Friday, September 22, 2006

That Which Does Not Follow

Can anyone explain the point of this AP "news" story on how U.S. deaths in war equal those from 9/11? Besides being pointless, the piece includes pablum like this:

Not for the first time, war that was started to answer death has resulted in at least as much death for the country that was first attacked, quite apart from the higher numbers of enemy and civilians killed, too.

Yes, and?

The meaningless of the milestone is even mentioned in the story itself:

Historians note that this grim accounting is not how the success or failure of warfare is measured, and that the reasons for conflict are broader than what served as the spark.

Exactly. So why even write a story about it? Why indeed.

UPDATE-- James e-mails to try to help clarify matters:

So there is a link between 9/11 and Iraq? Is that what the article is suggesting?

I've heard that the total U.S. combat deaths in WWII exceeded those of December 7, 1941. Of course, I have no way of proving that.

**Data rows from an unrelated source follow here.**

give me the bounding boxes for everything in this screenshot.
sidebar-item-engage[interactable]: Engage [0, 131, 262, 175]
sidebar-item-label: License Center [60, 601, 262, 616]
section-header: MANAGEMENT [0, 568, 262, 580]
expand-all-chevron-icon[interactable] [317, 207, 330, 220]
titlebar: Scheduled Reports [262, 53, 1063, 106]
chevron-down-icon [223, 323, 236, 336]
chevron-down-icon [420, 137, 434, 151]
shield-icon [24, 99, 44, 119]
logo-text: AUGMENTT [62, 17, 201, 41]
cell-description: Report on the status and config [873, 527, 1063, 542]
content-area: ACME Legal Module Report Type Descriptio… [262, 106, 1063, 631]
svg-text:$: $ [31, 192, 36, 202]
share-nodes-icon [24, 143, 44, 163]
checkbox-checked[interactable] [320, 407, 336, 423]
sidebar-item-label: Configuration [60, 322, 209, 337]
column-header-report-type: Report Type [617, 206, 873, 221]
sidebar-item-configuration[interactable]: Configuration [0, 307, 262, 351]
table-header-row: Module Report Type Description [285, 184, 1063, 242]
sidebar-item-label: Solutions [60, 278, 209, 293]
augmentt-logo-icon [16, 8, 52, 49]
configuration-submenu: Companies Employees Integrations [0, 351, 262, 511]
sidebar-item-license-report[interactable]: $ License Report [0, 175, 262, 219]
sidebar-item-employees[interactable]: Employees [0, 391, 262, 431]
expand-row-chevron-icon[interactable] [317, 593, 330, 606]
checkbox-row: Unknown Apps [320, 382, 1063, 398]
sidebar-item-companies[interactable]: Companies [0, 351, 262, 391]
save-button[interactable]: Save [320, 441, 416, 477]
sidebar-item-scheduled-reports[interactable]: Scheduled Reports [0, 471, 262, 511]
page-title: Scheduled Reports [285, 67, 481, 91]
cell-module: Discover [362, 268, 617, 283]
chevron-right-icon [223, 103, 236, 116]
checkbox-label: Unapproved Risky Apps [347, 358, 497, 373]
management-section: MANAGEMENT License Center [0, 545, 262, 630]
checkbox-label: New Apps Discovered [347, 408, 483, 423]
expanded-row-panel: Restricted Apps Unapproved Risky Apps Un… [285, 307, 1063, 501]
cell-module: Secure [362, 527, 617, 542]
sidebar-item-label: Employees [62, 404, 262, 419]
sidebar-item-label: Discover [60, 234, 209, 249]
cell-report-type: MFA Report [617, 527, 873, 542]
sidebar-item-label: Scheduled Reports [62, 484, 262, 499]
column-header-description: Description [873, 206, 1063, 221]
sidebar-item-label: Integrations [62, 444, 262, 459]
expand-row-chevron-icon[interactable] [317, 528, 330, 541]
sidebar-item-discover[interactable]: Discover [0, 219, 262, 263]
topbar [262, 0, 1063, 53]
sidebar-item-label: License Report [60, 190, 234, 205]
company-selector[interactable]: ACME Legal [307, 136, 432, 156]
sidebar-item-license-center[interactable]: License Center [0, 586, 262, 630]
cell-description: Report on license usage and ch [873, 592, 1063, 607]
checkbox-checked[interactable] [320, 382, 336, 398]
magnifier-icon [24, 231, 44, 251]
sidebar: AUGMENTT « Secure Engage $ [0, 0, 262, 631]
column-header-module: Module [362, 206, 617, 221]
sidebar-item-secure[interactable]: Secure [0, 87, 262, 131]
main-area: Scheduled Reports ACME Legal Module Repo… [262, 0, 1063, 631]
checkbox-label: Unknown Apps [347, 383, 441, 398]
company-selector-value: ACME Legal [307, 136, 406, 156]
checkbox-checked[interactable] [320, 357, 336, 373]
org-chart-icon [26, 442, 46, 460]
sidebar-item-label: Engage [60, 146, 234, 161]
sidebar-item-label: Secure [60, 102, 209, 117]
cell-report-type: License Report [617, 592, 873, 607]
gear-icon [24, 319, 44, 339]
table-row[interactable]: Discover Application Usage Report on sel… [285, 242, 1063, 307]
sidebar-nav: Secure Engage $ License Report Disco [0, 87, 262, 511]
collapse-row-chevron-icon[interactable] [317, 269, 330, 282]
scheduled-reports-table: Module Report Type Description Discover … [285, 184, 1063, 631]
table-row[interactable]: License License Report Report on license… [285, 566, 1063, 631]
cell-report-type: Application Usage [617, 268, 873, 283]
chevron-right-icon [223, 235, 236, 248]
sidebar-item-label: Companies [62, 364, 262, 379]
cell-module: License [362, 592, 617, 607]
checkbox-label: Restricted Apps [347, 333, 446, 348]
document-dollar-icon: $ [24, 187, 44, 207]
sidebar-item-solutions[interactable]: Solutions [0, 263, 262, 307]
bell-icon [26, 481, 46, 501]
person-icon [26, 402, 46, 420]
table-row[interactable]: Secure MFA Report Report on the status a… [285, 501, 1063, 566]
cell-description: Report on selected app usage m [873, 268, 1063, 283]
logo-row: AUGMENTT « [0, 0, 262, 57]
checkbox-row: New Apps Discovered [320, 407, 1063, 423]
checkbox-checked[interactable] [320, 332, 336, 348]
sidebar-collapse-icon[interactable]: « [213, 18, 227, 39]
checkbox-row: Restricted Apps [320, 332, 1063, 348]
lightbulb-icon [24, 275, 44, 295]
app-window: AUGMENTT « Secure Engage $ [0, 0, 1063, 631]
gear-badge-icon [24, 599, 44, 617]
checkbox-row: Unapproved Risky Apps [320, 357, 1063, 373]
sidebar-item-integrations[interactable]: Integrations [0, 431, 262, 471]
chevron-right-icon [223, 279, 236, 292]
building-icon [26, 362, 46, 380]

Oh, and I seem to recall some hillbillies firing some cannons on a place called Ft. Sumter back in April, 1861, and that a war followed in which lots of people died. Again, I have heard that more people died in the next, oh, four or five years, than died that fateful spring day, but I can't prove that.

I'm just sayin.


James makes a good point on the Civil War that demonstrates how hollow this article truly is. The actual bombardment of Fort Sumter, which started the Civil War, killed no one. Yet the war that followed claimed over 600,000 lives. Wars are not started to "answer death" as the AP story claims. They are more often than not joined in response to attacks.